Armin Papperger, CEO of Germany's largest arms manufacturer Rheinmetall, has not ruled out the possibility that France could withdraw from the Franco-German Main Ground Combat System (MGCS) programme, following the collapse of the joint FCAS fighter jet project. "There is always a risk, but nothing has been decided yet," Papperger told Welt am Sonntag.
France is reportedly planning to slash its MGCS funding to less than half of previously agreed levels. "We have zero decisions on the final budget," Papperger said. He warned that reduced funding would inevitably mean cuts to the project's scope and cause further delays.

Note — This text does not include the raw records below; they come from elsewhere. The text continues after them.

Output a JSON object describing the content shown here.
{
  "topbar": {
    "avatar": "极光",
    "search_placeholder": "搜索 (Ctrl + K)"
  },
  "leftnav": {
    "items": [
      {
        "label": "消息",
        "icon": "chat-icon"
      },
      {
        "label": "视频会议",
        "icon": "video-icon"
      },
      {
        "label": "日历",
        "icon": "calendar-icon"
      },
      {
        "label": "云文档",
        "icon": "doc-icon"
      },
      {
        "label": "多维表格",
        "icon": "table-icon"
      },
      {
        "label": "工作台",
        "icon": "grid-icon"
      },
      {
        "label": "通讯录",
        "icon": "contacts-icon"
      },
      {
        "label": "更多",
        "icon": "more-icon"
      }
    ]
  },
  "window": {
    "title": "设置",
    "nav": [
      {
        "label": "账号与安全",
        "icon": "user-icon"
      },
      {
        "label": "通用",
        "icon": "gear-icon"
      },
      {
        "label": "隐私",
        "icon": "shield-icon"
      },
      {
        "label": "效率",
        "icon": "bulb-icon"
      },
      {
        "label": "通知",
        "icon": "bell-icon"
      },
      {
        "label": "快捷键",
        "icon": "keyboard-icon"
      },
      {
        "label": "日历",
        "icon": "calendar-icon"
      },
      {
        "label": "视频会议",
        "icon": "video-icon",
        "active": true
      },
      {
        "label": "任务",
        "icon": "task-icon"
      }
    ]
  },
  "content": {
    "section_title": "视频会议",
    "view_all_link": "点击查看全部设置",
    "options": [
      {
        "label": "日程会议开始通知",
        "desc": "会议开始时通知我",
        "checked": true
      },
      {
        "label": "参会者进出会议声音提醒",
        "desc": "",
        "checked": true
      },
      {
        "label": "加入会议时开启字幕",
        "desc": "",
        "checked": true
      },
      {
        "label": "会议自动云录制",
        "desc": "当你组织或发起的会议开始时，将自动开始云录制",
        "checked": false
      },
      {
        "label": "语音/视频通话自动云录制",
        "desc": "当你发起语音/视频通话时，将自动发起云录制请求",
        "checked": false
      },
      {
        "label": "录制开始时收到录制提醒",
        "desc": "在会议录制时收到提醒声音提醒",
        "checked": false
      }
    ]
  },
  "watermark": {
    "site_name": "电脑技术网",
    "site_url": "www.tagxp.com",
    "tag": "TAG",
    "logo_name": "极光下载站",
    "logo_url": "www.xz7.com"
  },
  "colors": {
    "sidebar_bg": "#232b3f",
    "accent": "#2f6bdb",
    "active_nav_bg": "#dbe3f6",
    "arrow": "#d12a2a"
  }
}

"If you have less money available, you won't go faster, and we are already very slow," he said. In nearly a decade since the programme was launched, the four companies involved have received a combined total of only 25 million euros. "That is of course very little money," Papperger acknowledged.
Both the FCAS fighter jet programme and the MGCS tank project were announced simultaneously in 2017 by French President Emmanuel Macron and then-German Chancellor Angela Merkel. While FCAS was centred on developing a sixth-generation combat aircraft to replace both the Eurofighter and France's Rafale, MGCS focuses on a ground-based combat system and a jointly developed successor tank to Germany's Leopard 2 and France's Leclerc.
With MGCS moving at a crawl, the German companies involved, Rheinmetall and KNDS Deutschland, began developing the Leopard 3 as an interim solution roughly a year ago. The first vehicles are expected to enter service in the early 2030s, while the MGCS tank is not anticipated to be combat-ready until the 2040s. "That is an insane amount of time," Papperger said. "I cannot say today whether there will be an MGCS at all."
Papperger also identified significant barriers to consolidating the European defence industry. The FCAS failure was, in his view, likely a mix of government and industry disagreements, driven by national self-interest. "If you want consolidation in Europe, it would of course have to be politically supported in some way.
But we don't see that at the moment," he said. Consolidation, he argued, has to come from the companies themselves. "It is sometimes obstructed by governments, especially when state-owned enterprises are involved. Governments want to maintain their influence over state companies and naturally do not want consolidation," Papperger explained.